Are seasonal business cycles effcient?

A disproportionate percentage of economic activity — both production and consumption — comes in the fourth quarter as Christmas approaches.  Similar trends occur in other economies with major gift-giving holidays.  Yet most economic models imply benefits to smoother production and consumption.  In fact seasonal business cycles look a great deal like regular business cycles.  Major economic variables such as employment, production, and sales move in similar ways across the two kinds of cycles.  Yet we typically disapprove of regular business cycles.  So does it make sense for so much economic activity to be clustered in seasonal fashion?

Here are some con reasons:

1. Congestion: try parking your car at Tysons Corner on a Saturday afternoon in December.

2. Producers must make all-or-nothing bets on new styles, which then either take off or fall flat.  The economy becomes riskier than it need be.

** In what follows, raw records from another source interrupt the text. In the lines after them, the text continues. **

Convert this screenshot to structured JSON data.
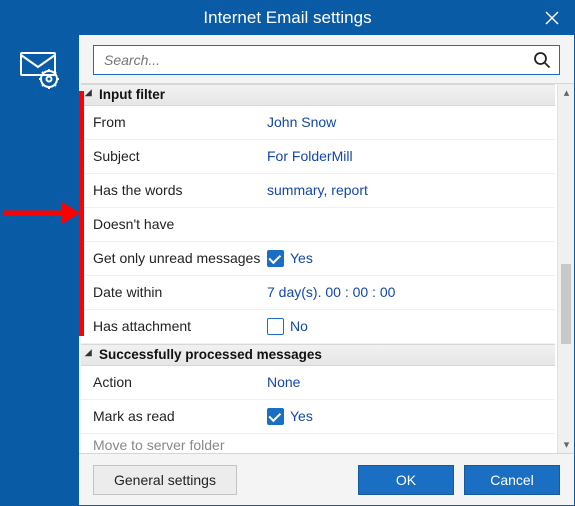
{
  "title": "Internet Email settings",
  "search": {
    "placeholder": "Search..."
  },
  "groups": {
    "input_filter": {
      "header": "Input filter",
      "from_label": "From",
      "from_value": "John Snow",
      "subject_label": "Subject",
      "subject_value": "For FolderMill",
      "haswords_label": "Has the words",
      "haswords_value": "summary, report",
      "doesnt_label": "Doesn't have",
      "doesnt_value": "",
      "unread_label": "Get only unread messages",
      "unread_value": "Yes",
      "datewithin_label": "Date within",
      "datewithin_value": "7 day(s).  00 : 00 : 00",
      "hasatt_label": "Has attachment",
      "hasatt_value": "No"
    },
    "processed": {
      "header": "Successfully processed messages",
      "action_label": "Action",
      "action_value": "None",
      "markread_label": "Mark as read",
      "markread_value": "Yes",
      "move_label": "Move to server folder",
      "move_value": ""
    }
  },
  "footer": {
    "general": "General settings",
    "ok": "OK",
    "cancel": "Cancel"
  }
}
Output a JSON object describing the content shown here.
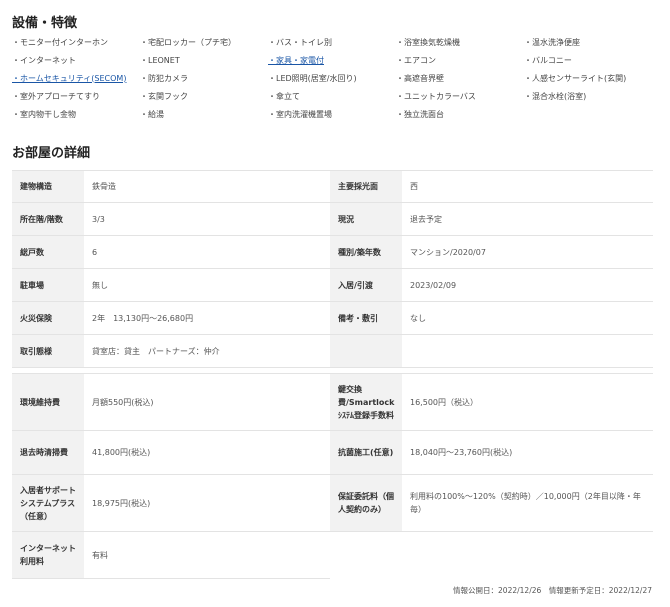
{
  "features": {
    "title": "設備・特徴",
    "rows": [
      [
        {
          "label": "・モニター付インターホン",
          "link": false
        },
        {
          "label": "・宅配ロッカー（プチ宅）",
          "link": false
        },
        {
          "label": "・バス・トイレ別",
          "link": false
        },
        {
          "label": "・浴室換気乾燥機",
          "link": false
        },
        {
          "label": "・温水洗浄便座",
          "link": false
        }
      ],
      [
        {
          "label": "・インターネット",
          "link": false
        },
        {
          "label": "・LEONET",
          "link": false
        },
        {
          "label": "・家具・家電付",
          "link": true
        },
        {
          "label": "・エアコン",
          "link": false
        },
        {
          "label": "・バルコニー",
          "link": false
        }
      ],
      [
        {
          "label": "・ホームセキュリティ(SECOM)",
          "link": true
        },
        {
          "label": "・防犯カメラ",
          "link": false
        },
        {
          "label": "・LED照明(居室/水回り)",
          "link": false
        },
        {
          "label": "・高遮音界壁",
          "link": false
        },
        {
          "label": "・人感センサーライト(玄関)",
          "link": false
        }
      ],
      [
        {
          "label": "・室外アプローチてすり",
          "link": false
        },
        {
          "label": "・玄関フック",
          "link": false
        },
        {
          "label": "・傘立て",
          "link": false
        },
        {
          "label": "・ユニットカラーバス",
          "link": false
        },
        {
          "label": "・混合水栓(浴室)",
          "link": false
        }
      ],
      [
        {
          "label": "・室内物干し金物",
          "link": false
        },
        {
          "label": "・給湯",
          "link": false
        },
        {
          "label": "・室内洗濯機置場",
          "link": false
        },
        {
          "label": "・独立洗面台",
          "link": false
        }
      ]
    ]
  },
  "details": {
    "title": "お部屋の詳細",
    "table1": [
      {
        "l1": "建物構造",
        "v1": "鉄骨造",
        "l2": "主要採光面",
        "v2": "西"
      },
      {
        "l1": "所在階/階数",
        "v1": "3/3",
        "l2": "現況",
        "v2": "退去予定"
      },
      {
        "l1": "総戸数",
        "v1": "6",
        "l2": "種別/築年数",
        "v2": "マンション/2020/07"
      },
      {
        "l1": "駐車場",
        "v1": "無し",
        "l2": "入居/引渡",
        "v2": "2023/02/09"
      },
      {
        "l1": "火災保険",
        "v1": "2年　13,130円〜26,680円",
        "l2": "備考・敷引",
        "v2": "なし"
      },
      {
        "l1": "取引態様",
        "v1": "貸室店：貸主　パートナーズ：仲介",
        "l2": "",
        "v2": ""
      }
    ],
    "table2": [
      {
        "l1": "環境維持費",
        "v1": "月額550円(税込)",
        "l2": "鍵交換費/Smartlockｼｽﾃﾑ登録手数料",
        "v2": "16,500円（税込）"
      },
      {
        "l1": "退去時清掃費",
        "v1": "41,800円(税込)",
        "l2": "抗菌施工(任意)",
        "v2": "18,040円〜23,760円(税込)"
      },
      {
        "l1": "入居者サポートシステムプラス（任意）",
        "v1": "18,975円(税込)",
        "l2": "保証委託料（個人契約のみ）",
        "v2": "利用料の100%〜120%（契約時）／10,000円（2年目以降・年毎）"
      },
      {
        "l1": "インターネット利用料",
        "v1": "有料",
        "l2": "",
        "v2": ""
      }
    ]
  },
  "footer": {
    "text": "情報公開日：2022/12/26　情報更新予定日：2022/12/27"
  }
}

3. The short-run marginal cost curve is (possibly) rising, so it is more costly to produce so much for the final quarter all at once.  Overtime rises as well.

4. Gift-giving may be an inefficient form of signaling with high deadweight losses.

5. The Christmas season encourages undue attention to creating "blockbusters" rather than quality niche goods.  This trend is evident in the book market.

If these hold, on net, we pay an inefficiently large amount of attention to Christmas.  We should tax Santa at the margin.

Here are some pro reasons:

1. Shopping involves fixed costs, so let’s get it all over with at the same time.  The same might be said for tracking consumer demands, or even producing the stuff.

2. New ideas have a better chance of getting a start when we bunch demand in concentrated fashion and increase returns.  Christmas boosts innovation, which is in general undersupplied.

3. Once the season is over, it is over.  We have a simpler mechanism for getting rid of failed products and failed ideas.

4. There is no other way to produce that "Christmas spirit."

I incline toward the "pro" reasons, with emphasis on number two.  Though I do not pretend to have a grip on the empirics of this question.)  But if seasonal cycles are so good, why do I object to regular business cycles?  Can it matter so much that one is anticipated and the other not?  If, statistically, they look so much alike, can it be said that one is based on coordination failure and the other not?